Avis donc aux DRH inspirés (ce qui est généralement le cas, passé un certain niveau de poésie dans la carrière) ou aux familles skizophrènes (lassées de la grisaille, mais effrayées par Sicko) : poussée dans ses retranchements les plus extrêmes, qu'on se le dise, l'abus de mobilité nuit gravement à la santé. Et, il faut bien le reconnaître, l'expatriation rend fou.

Les voyages forment sans doute la jeunesse, mais ils fatiguent la maturité, sur un plan d'ailleurs plus psychologique que physique, et parfois davantage son entourage que soi-même. Au moins, en passant trois jours chez ma mère, l'autre jour, quasiment sans bouger, du moins pas au-delà d'un périmètre raisonnable, aurais-je reposé tout le monde, y compris mon père (excepté peut-être au cours de l'épisode, impromptu, de l'inventaire, critique, d'une adolescence, houleuse).

Mais la psychologie ne fait pas tout : dans le brouillage des repères, les décalages horaires ont aussi leur part. Chez moi, ils ont la vertu, que je n'apprécie pourtant guère d'ordinaire, de me réveiller aux alentours de cinq heures du matin et de m'amener, selon les circonstances et les lieux, à me jeter au bureau avant l'aube ou à me faire traverser Paris à pied entre les éboueurs et les cafetiers.

Nous avons perdu le goût du mélange des genres et des gens, quelle tristesse! Moi, c'est l'uniformité qui m'ennuie et la mobilité qui m'amuse. Ai croisé Elephant Man au Luxembourg, Zeldin chez Attali (à propos, vous connaissez son histoire de muse ?) et une femme de 2,73 m chez Giacometti. J'ai même poussé la rapière avec des consoeurs un soir de grève et opté pour un Santenay à la suite d'un Languedoc en galante compagnie au comptoir des Papilles.

Ainsi vont les expatriations, mélange imprévisible d'aventure et d'exil, plein de fatigues souvent, autant que de fulgurances.
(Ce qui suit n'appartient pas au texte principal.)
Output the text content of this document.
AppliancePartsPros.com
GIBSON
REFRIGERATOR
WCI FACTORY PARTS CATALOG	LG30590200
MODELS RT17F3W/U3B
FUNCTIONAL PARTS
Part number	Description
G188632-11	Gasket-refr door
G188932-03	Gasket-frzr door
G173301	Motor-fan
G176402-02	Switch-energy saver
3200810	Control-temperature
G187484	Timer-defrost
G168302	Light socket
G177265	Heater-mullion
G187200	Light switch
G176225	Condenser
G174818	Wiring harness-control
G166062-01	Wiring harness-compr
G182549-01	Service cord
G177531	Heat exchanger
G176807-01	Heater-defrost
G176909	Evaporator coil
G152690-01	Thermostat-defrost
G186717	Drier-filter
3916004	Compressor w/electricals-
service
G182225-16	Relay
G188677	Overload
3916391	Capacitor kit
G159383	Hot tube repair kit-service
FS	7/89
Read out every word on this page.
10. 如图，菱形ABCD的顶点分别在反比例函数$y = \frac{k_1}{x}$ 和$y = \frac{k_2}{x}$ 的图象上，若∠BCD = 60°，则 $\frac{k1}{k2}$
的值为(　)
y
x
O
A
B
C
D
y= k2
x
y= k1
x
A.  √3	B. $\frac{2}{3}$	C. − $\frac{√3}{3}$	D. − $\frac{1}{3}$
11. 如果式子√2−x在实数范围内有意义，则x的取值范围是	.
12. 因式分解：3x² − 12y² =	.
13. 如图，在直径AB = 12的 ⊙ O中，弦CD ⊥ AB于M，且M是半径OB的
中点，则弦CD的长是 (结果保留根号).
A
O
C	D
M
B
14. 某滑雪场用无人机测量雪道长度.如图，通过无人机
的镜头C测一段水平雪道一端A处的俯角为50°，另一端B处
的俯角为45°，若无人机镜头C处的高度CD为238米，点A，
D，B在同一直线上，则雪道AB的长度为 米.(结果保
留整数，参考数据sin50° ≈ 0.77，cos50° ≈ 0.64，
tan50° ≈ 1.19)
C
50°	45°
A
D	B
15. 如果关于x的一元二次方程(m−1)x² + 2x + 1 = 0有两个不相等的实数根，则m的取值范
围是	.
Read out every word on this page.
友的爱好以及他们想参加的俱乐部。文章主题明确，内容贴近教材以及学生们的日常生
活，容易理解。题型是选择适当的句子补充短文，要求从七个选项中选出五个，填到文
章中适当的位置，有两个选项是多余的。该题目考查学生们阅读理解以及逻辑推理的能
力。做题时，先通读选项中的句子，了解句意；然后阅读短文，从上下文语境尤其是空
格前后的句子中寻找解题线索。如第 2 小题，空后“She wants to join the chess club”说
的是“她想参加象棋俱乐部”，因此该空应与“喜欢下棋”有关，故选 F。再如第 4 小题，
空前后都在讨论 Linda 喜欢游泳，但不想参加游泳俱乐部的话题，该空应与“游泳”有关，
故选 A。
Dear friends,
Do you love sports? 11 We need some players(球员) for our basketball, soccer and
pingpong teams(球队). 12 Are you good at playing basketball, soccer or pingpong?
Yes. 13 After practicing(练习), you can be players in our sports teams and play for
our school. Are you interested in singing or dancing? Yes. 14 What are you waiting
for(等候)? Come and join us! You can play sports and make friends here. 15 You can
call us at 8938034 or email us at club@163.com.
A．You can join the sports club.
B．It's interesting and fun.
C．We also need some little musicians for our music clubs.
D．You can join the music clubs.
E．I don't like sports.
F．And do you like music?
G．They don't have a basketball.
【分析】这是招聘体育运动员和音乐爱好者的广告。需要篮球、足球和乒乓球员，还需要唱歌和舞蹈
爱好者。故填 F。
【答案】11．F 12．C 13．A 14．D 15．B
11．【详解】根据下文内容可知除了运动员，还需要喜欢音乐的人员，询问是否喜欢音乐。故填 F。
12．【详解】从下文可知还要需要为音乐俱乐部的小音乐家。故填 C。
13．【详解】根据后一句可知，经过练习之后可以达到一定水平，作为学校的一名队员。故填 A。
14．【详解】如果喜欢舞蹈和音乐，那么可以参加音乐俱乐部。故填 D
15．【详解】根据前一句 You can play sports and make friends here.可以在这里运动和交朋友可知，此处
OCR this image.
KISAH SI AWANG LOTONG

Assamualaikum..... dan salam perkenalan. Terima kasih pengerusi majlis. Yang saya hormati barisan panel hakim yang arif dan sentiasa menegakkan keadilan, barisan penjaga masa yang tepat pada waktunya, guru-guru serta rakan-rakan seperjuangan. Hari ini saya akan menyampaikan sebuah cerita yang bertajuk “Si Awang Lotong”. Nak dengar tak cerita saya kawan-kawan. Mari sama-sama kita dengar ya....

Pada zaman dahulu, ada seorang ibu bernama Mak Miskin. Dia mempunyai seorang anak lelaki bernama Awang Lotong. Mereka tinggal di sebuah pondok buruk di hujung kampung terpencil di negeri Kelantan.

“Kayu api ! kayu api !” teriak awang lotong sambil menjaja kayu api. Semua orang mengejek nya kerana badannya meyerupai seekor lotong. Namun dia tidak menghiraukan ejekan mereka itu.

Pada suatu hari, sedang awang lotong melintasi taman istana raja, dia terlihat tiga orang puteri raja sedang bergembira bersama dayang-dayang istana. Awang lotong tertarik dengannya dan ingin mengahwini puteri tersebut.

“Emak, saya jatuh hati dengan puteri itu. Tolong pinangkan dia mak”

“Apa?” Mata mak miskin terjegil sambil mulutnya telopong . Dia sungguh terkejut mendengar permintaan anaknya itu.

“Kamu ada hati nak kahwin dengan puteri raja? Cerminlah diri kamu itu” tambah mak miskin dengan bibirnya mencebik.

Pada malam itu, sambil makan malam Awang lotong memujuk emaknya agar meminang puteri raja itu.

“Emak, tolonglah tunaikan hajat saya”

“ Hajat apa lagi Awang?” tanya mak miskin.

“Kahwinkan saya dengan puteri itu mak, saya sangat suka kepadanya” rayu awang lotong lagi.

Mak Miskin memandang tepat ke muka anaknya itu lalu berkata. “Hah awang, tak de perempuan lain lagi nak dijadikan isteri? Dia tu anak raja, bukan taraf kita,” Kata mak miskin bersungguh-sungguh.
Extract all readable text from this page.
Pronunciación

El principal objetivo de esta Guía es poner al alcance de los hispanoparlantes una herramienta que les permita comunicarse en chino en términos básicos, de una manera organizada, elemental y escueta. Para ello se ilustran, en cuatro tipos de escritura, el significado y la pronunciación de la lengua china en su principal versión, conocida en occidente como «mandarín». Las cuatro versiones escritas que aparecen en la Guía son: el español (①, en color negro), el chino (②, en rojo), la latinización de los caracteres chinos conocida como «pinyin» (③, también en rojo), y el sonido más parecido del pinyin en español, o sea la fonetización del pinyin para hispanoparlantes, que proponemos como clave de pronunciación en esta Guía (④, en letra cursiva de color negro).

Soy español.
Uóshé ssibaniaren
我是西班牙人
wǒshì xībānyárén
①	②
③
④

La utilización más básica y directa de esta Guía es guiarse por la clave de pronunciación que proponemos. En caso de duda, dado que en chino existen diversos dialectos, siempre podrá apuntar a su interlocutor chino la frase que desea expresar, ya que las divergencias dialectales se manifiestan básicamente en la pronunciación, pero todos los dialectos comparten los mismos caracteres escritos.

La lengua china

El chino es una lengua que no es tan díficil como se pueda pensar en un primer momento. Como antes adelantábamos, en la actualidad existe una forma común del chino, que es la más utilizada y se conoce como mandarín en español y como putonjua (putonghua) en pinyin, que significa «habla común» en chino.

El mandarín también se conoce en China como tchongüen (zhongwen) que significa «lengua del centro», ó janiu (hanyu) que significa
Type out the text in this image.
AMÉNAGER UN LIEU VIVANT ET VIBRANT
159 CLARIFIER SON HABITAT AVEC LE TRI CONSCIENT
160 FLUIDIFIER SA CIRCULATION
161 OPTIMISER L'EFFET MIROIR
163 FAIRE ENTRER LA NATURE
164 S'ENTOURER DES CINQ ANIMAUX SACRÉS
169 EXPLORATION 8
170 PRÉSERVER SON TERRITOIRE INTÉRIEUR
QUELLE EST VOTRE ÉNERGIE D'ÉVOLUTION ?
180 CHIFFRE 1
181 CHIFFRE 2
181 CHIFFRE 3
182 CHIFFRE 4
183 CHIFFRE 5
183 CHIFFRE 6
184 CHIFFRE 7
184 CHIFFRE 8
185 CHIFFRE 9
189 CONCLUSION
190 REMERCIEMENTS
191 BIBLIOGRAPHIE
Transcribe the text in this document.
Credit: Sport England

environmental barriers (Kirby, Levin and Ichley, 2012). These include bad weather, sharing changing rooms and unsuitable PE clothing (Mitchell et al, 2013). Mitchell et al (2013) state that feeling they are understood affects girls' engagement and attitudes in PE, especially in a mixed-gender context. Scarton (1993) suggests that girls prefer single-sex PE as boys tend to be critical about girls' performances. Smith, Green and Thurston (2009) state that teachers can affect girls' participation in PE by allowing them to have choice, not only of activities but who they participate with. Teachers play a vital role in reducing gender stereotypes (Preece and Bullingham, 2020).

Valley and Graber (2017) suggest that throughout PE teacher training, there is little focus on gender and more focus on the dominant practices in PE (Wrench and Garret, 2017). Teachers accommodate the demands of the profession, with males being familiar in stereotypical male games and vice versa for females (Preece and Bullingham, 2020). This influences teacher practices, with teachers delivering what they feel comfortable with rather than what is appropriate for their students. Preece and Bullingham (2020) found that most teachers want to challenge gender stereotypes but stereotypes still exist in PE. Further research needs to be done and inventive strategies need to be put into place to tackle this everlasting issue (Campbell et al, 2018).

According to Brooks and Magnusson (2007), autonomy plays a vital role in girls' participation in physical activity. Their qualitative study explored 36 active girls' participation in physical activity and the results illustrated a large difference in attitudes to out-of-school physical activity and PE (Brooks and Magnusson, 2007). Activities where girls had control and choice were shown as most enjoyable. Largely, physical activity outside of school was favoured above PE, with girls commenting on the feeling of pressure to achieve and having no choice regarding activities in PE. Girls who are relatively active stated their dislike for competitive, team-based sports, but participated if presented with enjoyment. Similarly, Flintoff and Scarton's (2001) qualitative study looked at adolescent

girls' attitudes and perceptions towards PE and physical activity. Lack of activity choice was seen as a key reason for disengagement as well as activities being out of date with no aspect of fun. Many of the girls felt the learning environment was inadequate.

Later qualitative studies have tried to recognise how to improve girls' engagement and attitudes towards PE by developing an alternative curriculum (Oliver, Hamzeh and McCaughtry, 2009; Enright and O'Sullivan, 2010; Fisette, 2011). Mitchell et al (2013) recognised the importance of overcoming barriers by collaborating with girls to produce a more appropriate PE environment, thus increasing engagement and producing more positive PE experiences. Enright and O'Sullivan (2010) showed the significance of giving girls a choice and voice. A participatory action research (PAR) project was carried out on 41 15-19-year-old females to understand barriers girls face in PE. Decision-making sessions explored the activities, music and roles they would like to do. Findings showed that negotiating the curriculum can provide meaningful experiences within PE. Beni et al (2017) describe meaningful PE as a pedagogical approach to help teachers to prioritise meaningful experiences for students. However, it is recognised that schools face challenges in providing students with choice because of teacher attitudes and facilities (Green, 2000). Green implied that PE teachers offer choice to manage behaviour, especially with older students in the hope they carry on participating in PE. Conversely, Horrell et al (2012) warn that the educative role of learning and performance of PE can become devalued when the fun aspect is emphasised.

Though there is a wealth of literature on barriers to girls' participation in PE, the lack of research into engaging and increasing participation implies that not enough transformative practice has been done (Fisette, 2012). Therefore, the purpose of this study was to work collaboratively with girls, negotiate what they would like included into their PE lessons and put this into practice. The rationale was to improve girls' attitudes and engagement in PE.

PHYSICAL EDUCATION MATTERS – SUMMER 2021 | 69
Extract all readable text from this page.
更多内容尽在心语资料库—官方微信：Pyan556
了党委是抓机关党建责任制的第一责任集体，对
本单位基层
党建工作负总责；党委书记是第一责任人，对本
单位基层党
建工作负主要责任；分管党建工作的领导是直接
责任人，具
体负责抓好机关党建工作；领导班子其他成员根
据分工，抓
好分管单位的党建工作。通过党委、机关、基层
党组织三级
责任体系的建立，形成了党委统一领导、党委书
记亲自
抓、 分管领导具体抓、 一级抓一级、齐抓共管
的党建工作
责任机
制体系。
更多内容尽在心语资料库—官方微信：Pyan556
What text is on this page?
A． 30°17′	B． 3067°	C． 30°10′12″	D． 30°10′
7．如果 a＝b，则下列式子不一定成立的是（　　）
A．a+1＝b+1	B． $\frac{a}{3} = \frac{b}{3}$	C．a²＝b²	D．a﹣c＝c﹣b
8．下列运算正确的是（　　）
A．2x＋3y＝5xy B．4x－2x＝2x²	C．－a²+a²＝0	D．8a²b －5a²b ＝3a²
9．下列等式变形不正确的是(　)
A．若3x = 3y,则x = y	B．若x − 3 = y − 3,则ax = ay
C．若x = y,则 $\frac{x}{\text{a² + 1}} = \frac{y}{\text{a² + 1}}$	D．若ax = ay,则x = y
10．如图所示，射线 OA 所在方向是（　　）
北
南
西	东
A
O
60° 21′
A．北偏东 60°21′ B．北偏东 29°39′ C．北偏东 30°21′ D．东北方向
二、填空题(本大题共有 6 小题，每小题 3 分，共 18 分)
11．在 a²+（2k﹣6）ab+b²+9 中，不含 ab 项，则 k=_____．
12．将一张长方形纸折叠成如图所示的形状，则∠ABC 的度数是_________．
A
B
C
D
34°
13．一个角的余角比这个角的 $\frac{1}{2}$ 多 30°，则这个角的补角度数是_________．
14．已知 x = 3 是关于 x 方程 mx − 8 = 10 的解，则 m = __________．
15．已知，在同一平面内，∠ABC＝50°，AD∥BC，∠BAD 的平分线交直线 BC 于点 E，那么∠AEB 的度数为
C'est ce que s'acharnent à expliquer quelques psychologues éclairés, et les meilleurs coaches : les solutions aux problèmes les plus difficiles, c'est en sortant du cadre, parfois, qu'on peut les mettre à jour.

Apprendre à lire et à compter, c'est bien beau. A écrire, passe encore. Mais qui parle encore, au milieu du brouhaha ambiant, d'apprendre à regarder et à écouter ? Qui revoit La nuit américaine à part les étudiants en troisième cycle d'études françaises de la Ohio State University ? Et qui comprend vraiment ce que dit Cyrulnik ?

Anyway, home sweet home. Pour la première fois des trois ou quatre retours au pays depuis mon arrivée, en début d'année, aux Etats-Unis, je sens la perspective s'inverser. Rentrant en Amérique, ce n'est plus mon pays que je quitte. C'est chez moi que je rentre.